What is a candidate thesis and why does it matter?
A candidate thesis is a hiring manager's opinion on why a candidate is a good fit. It's written as part of making a hiring decision, before a candidate has started work. It should include what success and failure would look like for this person in the first six months, including the ultimate upside—or downside—you expect from them.
A candidate thesis can be valuable in a number of ways:
- When the hiring model is centralized and candidates are interviewed for a range of potential teams and roles, a candidate thesis helps make sure people are resourced appropriately. When you have a clear idea of what will enable a candidate to thrive, it's much easier to identify a placement that will likely lead to mutual success.
- It’s a helpful document to review just before a new hire starts to remind yourself where their strengths and weaknesses lie and what you expect success will look like.
- Most importantly, a candidate thesis should be leveraged as a powerful retrospective tool to optimize future hiring processes. More on this later.
How to write a candidate thesis
The thesis is effectively a highly-synthesized form of your scorecards, which is why it’s so important to have a strong process in place to gather opinionated, informed candidate analysis (for more on that, check out our recent guide).
A candidate thesis should be one to two paragraphs summarizing:
- A candidate’s key attributes as identified throughout the interview process. These might be the same attributes that were part of your assessment rubric, or they could be new ones that you uncovered in the interviews.
- A few examples of how the candidate has demonstrated each attribute.
- Your assessment of how each attribute could manifest as a strength and weakness in the candidate’s work. For example, you might have deduced that one salient attribute of a candidate is their high level of empathy. That could manifest itself as a strength in that you expect the candidate to be collaborative and easy to work with. On the flip side, you might see a risk that because they dislike confrontation, they could struggle to make effective decisions.
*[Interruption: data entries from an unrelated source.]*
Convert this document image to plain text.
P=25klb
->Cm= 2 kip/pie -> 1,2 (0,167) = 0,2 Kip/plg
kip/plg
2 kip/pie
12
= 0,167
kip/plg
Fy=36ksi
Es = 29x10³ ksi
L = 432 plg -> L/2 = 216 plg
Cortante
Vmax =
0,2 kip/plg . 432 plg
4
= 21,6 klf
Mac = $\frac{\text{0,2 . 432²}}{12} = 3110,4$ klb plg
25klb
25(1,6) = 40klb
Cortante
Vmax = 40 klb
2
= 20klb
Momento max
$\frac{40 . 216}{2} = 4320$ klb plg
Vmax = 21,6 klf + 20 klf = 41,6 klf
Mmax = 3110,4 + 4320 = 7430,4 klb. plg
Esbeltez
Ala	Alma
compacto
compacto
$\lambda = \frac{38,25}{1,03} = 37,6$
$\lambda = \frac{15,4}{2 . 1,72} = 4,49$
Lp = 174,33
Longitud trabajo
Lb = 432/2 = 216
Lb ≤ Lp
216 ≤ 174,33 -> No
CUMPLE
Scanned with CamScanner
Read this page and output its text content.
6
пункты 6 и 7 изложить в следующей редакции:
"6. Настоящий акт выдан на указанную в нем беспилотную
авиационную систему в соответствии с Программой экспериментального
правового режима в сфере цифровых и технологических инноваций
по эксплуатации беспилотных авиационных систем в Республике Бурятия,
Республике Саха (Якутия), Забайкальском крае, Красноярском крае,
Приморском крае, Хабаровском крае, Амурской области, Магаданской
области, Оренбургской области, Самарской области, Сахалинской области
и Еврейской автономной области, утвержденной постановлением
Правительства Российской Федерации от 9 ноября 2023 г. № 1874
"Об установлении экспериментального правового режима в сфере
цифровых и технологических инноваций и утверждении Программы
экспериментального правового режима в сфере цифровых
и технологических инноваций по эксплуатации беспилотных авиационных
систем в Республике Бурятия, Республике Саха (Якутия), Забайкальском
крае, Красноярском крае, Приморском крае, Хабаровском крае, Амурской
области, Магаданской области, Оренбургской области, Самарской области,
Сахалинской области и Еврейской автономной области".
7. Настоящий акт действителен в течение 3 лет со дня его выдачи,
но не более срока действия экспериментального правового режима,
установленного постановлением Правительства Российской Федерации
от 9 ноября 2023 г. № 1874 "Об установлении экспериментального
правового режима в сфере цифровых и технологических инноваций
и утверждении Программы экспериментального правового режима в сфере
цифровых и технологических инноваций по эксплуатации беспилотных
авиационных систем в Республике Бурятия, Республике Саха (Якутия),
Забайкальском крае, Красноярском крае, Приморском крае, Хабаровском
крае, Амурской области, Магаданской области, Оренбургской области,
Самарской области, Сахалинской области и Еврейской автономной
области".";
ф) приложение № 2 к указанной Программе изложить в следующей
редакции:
Once you have laid out the attributes and their implications, synthesize these findings into a concise hypothesis of what success and failure paths would look like in the candidate’s first six months at your company. You might want to layer in other frameworks to make sense of the data points. For example, I find Daniel Pink’s motivation theory of autonomy, mastery, and purpose helpful in better understanding what drives a person to succeed and what types of environments will provide them what they need to succeed.
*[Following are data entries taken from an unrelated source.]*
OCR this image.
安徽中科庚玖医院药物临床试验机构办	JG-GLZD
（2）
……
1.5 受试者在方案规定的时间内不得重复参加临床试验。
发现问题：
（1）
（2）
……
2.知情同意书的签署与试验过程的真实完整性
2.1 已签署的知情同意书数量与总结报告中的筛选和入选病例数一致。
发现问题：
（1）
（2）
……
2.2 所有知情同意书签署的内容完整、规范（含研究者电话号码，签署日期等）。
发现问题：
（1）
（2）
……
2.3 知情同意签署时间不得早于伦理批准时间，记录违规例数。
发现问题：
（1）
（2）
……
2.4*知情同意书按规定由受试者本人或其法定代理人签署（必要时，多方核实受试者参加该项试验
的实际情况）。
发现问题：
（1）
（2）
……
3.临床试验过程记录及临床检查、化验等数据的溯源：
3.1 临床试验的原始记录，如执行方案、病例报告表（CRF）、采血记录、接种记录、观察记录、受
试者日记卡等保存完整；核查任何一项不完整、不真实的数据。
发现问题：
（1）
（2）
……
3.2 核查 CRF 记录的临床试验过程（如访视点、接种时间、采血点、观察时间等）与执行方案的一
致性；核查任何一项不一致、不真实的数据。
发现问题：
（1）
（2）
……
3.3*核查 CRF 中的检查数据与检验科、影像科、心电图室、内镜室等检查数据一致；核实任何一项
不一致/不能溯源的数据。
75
The importance of the retrospective
A candidate thesis is about paying it forward. The real value of the thesis lies in revisiting it after a few months and using those learnings to improve future hiring decisions. I recommend holding a thesis retrospective at the six month mark. The hiring manager should drive this meeting and include partners in recruiting and the broader hiring committee. It’s worth noting that a candidate thesis is a sensitive document and shouldn’t be shared broadly. For that reason, keep this ritual contained to a small, trusted group.
This meeting should cover a frank discussion of how a recent hire has fared compared to your initial expectations, including:
- How has this hire followed, or diverged from, the success or failure paths you originally hypothesized? You want to understand how a hire’s actual trajectory has compared against the predictions you initially had based on the information gleaned in the interview process.
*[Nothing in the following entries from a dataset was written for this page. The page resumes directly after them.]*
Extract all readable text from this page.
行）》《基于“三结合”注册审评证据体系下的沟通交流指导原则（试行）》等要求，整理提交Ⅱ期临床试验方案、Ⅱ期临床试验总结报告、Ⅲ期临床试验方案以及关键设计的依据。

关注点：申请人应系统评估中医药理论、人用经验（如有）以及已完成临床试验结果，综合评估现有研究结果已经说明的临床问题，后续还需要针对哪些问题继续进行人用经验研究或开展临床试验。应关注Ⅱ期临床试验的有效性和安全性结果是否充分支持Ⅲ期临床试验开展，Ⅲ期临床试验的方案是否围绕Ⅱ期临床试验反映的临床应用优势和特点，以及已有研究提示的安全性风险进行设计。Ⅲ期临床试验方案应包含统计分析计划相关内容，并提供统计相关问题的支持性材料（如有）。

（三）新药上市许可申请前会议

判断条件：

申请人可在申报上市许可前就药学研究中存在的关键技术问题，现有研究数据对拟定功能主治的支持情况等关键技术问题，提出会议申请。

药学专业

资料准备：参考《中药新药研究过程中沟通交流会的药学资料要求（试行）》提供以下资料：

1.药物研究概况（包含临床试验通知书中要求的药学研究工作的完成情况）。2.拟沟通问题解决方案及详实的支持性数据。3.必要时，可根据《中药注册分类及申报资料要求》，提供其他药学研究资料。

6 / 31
- How can this hiring decision inform future pattern matching? With successful hires, the retrospective process should help improve confidence in your decision making and ability to identify desired attributes in candidates. In the case of mis-hires, the retrospective should shed light on where you got things wrong and what you might have missed, or misjudged, during the interview process. These learnings are invaluable for making sure to avoid the same missteps for future hires.
- What does this hire reveal about your values? The retrospective often reveals interesting gaps between what you say you value and what you actually value in practice. For example, you might find that you cared a lot about a particular attribute during the interview process, but in reality a hire ultimately failed because they didn’t possess some other attribute that you hadn’t previously thought was important. Similarly, a hire might be succeeding due to an attribute you hadn’t even considered during the interview process. Continually reflecting on what has made a successful or unsuccessful member of your team is the best way to arrive at a set of values that are reflective of what you actually care about.
The candidate thesis is a powerful, but underleveraged, tool to optimize your hiring process. Deliberately documenting why you hire people and then thoughtfully reflecting on what was right or wrong about that decision will yield rich learnings that sharpen your ability to identify and attract more of the right people.